Give Nadolo a cross-kick and see what happens
Former All Blacks fullback Greg Cooper can't believe Nemani Nadolo is yet to unwrap one of his deadliest tricks.
Cooper, who coaches Nadolo at his Japanese club NEC Green Rockets, hasn't been surprised the Fijian wing has been a sensation at the Crusaders this season but reckons he can offer even more.
While everyone knows how effective Nadolo can be with the ball in hand, Cooper says one of the best ways to expose defences is to sling cross-kicks to his left wing and reckons there is an 80 per cent chance of scoring if it is executed correctly.
"He is the best winger I have ever seen when taking the ball from cross-kicks," Cooper, speaking from Japan, emphasised.
"At this stage of the season I actually thought he would have three or four cross-kick tries by now and I don't think they have kicked across to him once.

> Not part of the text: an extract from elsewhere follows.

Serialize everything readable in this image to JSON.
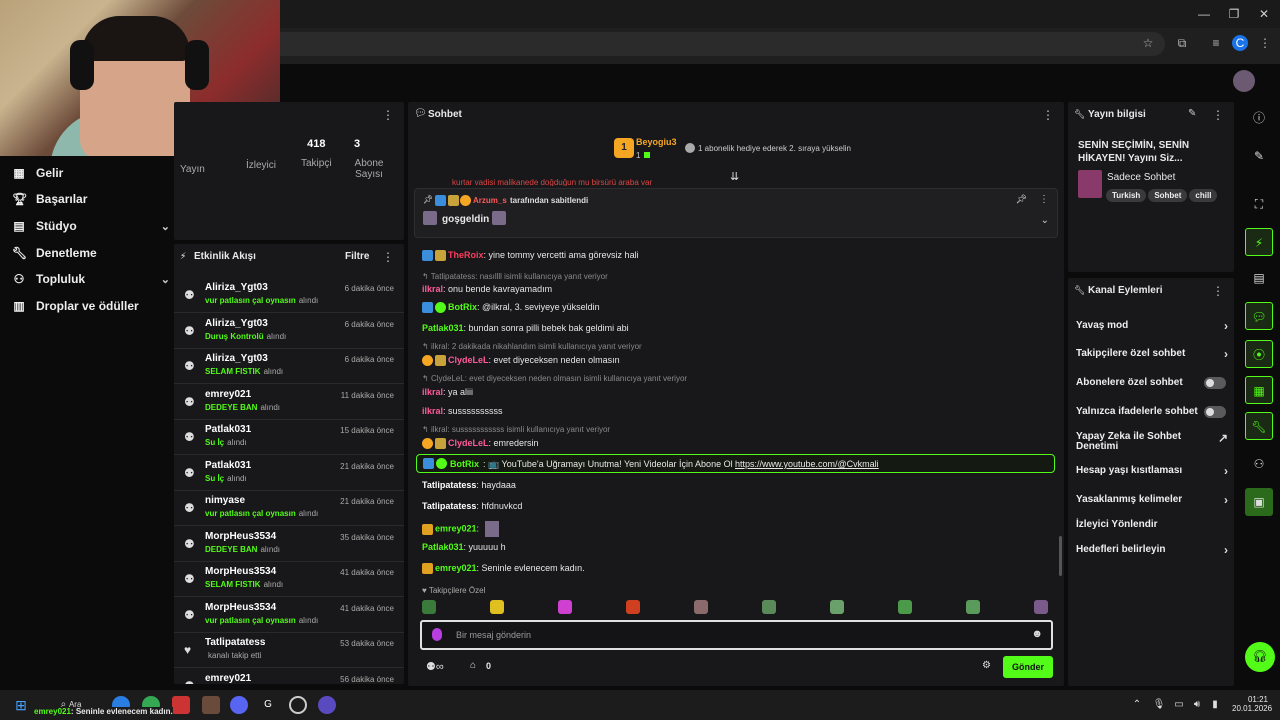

"It's one of his strongest weapons. I would say there is an 80 per cent chance he would score. That's because he is just so good in the air."
Cooper, who played seven tests for the All Blacks between 1986 and 1992, liaised with Crusaders assistant coach Tabai Matson about getting Nadolo to New Zealand and the dividends for both parties have been considerable.

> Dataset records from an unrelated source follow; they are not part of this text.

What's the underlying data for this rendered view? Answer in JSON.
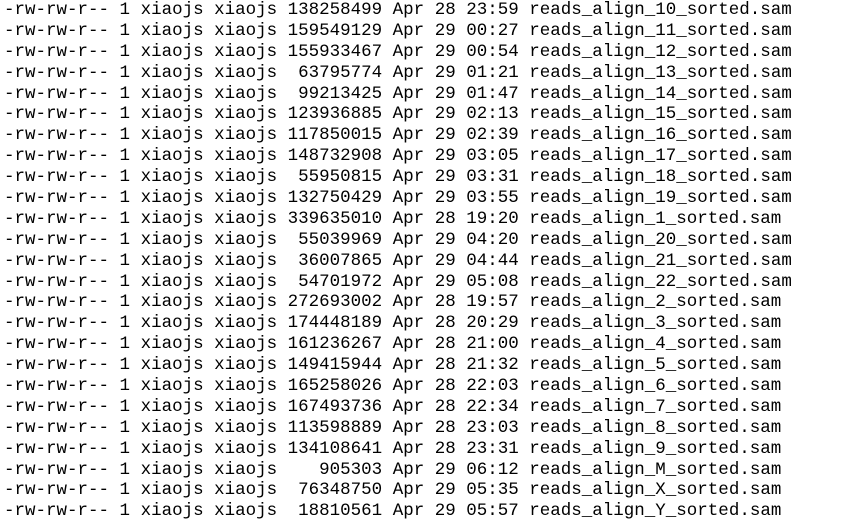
{
  "terminal": {
    "colors": {
      "background": "#ffffff",
      "text": "#000000"
    },
    "rows": [
      {
        "perms": "-rw-rw-r--",
        "links": "1",
        "owner": "xiaojs",
        "group": "xiaojs",
        "size": "138258499",
        "month": "Apr",
        "day": "28",
        "time": "23:59",
        "name": "reads_align_10_sorted.sam"
      },
      {
        "perms": "-rw-rw-r--",
        "links": "1",
        "owner": "xiaojs",
        "group": "xiaojs",
        "size": "159549129",
        "month": "Apr",
        "day": "29",
        "time": "00:27",
        "name": "reads_align_11_sorted.sam"
      },
      {
        "perms": "-rw-rw-r--",
        "links": "1",
        "owner": "xiaojs",
        "group": "xiaojs",
        "size": "155933467",
        "month": "Apr",
        "day": "29",
        "time": "00:54",
        "name": "reads_align_12_sorted.sam"
      },
      {
        "perms": "-rw-rw-r--",
        "links": "1",
        "owner": "xiaojs",
        "group": "xiaojs",
        "size": "63795774",
        "month": "Apr",
        "day": "29",
        "time": "01:21",
        "name": "reads_align_13_sorted.sam"
      },
      {
        "perms": "-rw-rw-r--",
        "links": "1",
        "owner": "xiaojs",
        "group": "xiaojs",
        "size": "99213425",
        "month": "Apr",
        "day": "29",
        "time": "01:47",
        "name": "reads_align_14_sorted.sam"
      },
      {
        "perms": "-rw-rw-r--",
        "links": "1",
        "owner": "xiaojs",
        "group": "xiaojs",
        "size": "123936885",
        "month": "Apr",
        "day": "29",
        "time": "02:13",
        "name": "reads_align_15_sorted.sam"
      },
      {
        "perms": "-rw-rw-r--",
        "links": "1",
        "owner": "xiaojs",
        "group": "xiaojs",
        "size": "117850015",
        "month": "Apr",
        "day": "29",
        "time": "02:39",
        "name": "reads_align_16_sorted.sam"
      },
      {
        "perms": "-rw-rw-r--",
        "links": "1",
        "owner": "xiaojs",
        "group": "xiaojs",
        "size": "148732908",
        "month": "Apr",
        "day": "29",
        "time": "03:05",
        "name": "reads_align_17_sorted.sam"
      },
      {
        "perms": "-rw-rw-r--",
        "links": "1",
        "owner": "xiaojs",
        "group": "xiaojs",
        "size": "55950815",
        "month": "Apr",
        "day": "29",
        "time": "03:31",
        "name": "reads_align_18_sorted.sam"
      },
      {
        "perms": "-rw-rw-r--",
        "links": "1",
        "owner": "xiaojs",
        "group": "xiaojs",
        "size": "132750429",
        "month": "Apr",
        "day": "29",
        "time": "03:55",
        "name": "reads_align_19_sorted.sam"
      },
      {
        "perms": "-rw-rw-r--",
        "links": "1",
        "owner": "xiaojs",
        "group": "xiaojs",
        "size": "339635010",
        "month": "Apr",
        "day": "28",
        "time": "19:20",
        "name": "reads_align_1_sorted.sam"
      },
      {
        "perms": "-rw-rw-r--",
        "links": "1",
        "owner": "xiaojs",
        "group": "xiaojs",
        "size": "55039969",
        "month": "Apr",
        "day": "29",
        "time": "04:20",
        "name": "reads_align_20_sorted.sam"
      },
      {
        "perms": "-rw-rw-r--",
        "links": "1",
        "owner": "xiaojs",
        "group": "xiaojs",
        "size": "36007865",
        "month": "Apr",
        "day": "29",
        "time": "04:44",
        "name": "reads_align_21_sorted.sam"
      },
      {
        "perms": "-rw-rw-r--",
        "links": "1",
        "owner": "xiaojs",
        "group": "xiaojs",
        "size": "54701972",
        "month": "Apr",
        "day": "29",
        "time": "05:08",
        "name": "reads_align_22_sorted.sam"
      },
      {
        "perms": "-rw-rw-r--",
        "links": "1",
        "owner": "xiaojs",
        "group": "xiaojs",
        "size": "272693002",
        "month": "Apr",
        "day": "28",
        "time": "19:57",
        "name": "reads_align_2_sorted.sam"
      },
      {
        "perms": "-rw-rw-r--",
        "links": "1",
        "owner": "xiaojs",
        "group": "xiaojs",
        "size": "174448189",
        "month": "Apr",
        "day": "28",
        "time": "20:29",
        "name": "reads_align_3_sorted.sam"
      },
      {
        "perms": "-rw-rw-r--",
        "links": "1",
        "owner": "xiaojs",
        "group": "xiaojs",
        "size": "161236267",
        "month": "Apr",
        "day": "28",
        "time": "21:00",
        "name": "reads_align_4_sorted.sam"
      },
      {
        "perms": "-rw-rw-r--",
        "links": "1",
        "owner": "xiaojs",
        "group": "xiaojs",
        "size": "149415944",
        "month": "Apr",
        "day": "28",
        "time": "21:32",
        "name": "reads_align_5_sorted.sam"
      },
      {
        "perms": "-rw-rw-r--",
        "links": "1",
        "owner": "xiaojs",
        "group": "xiaojs",
        "size": "165258026",
        "month": "Apr",
        "day": "28",
        "time": "22:03",
        "name": "reads_align_6_sorted.sam"
      },
      {
        "perms": "-rw-rw-r--",
        "links": "1",
        "owner": "xiaojs",
        "group": "xiaojs",
        "size": "167493736",
        "month": "Apr",
        "day": "28",
        "time": "22:34",
        "name": "reads_align_7_sorted.sam"
      },
      {
        "perms": "-rw-rw-r--",
        "links": "1",
        "owner": "xiaojs",
        "group": "xiaojs",
        "size": "113598889",
        "month": "Apr",
        "day": "28",
        "time": "23:03",
        "name": "reads_align_8_sorted.sam"
      },
      {
        "perms": "-rw-rw-r--",
        "links": "1",
        "owner": "xiaojs",
        "group": "xiaojs",
        "size": "134108641",
        "month": "Apr",
        "day": "28",
        "time": "23:31",
        "name": "reads_align_9_sorted.sam"
      },
      {
        "perms": "-rw-rw-r--",
        "links": "1",
        "owner": "xiaojs",
        "group": "xiaojs",
        "size": "905303",
        "month": "Apr",
        "day": "29",
        "time": "06:12",
        "name": "reads_align_M_sorted.sam"
      },
      {
        "perms": "-rw-rw-r--",
        "links": "1",
        "owner": "xiaojs",
        "group": "xiaojs",
        "size": "76348750",
        "month": "Apr",
        "day": "29",
        "time": "05:35",
        "name": "reads_align_X_sorted.sam"
      },
      {
        "perms": "-rw-rw-r--",
        "links": "1",
        "owner": "xiaojs",
        "group": "xiaojs",
        "size": "18810561",
        "month": "Apr",
        "day": "29",
        "time": "05:57",
        "name": "reads_align_Y_sorted.sam"
      }
    ]
  }
}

Nadolo, who has scored 10 tries in 10 Super Rugby appearances, has enhanced his reputation - and probably his price tag - while the Crusaders have been able to field a massive finisher who possesses surprisingly good hands for such a big man, and can burst tackles and offload to support runners.
Yet Cooper says there is more he can offer.
Although Dan Carter is expected to start at second five-eighth for Saturday night's semi-final against the Sharks at AMI Stadium, he could switch to first receiver or instruct Colin Slade to back himself by kicking towards Nadolo.
"I suppose it just pure figures; Nemani is 1.96 centimetres tall and he can accelerate into the air and he's got beautiful hands," Cooper maintained.
"I have seen him catch the ball with one hand from a kick, fend someone as he was coming down and bump two guys off as he is going to the corner."
Big, athletic men who can take the high ball are treasured in Super Rugby and Cooper says the only other player who can match Nadolo in the air is the Waratahs' fullback Israel Folau. After leaving the NRL Folau had a crack at Aussie Rules and then switched to rugby.
Opposition sides, says Cooper, have nightmares when trying to defend the cross-kick against big, co-ordinated outside backs.
"It's really hard for a fullback, if the winger is really wide, to defuse that because it creates a gap somewhere else.
"It just separates the defensive line so that they are thinking 'what's going on here?' and you have seen it in recent games where [Ryan] Crotty has broken the line because Nems has carried one way and three or four guys have been carried into that ruck.
"He's getting a lot more attention now. He might not get the linebreaks but it's opening up everywhere else now."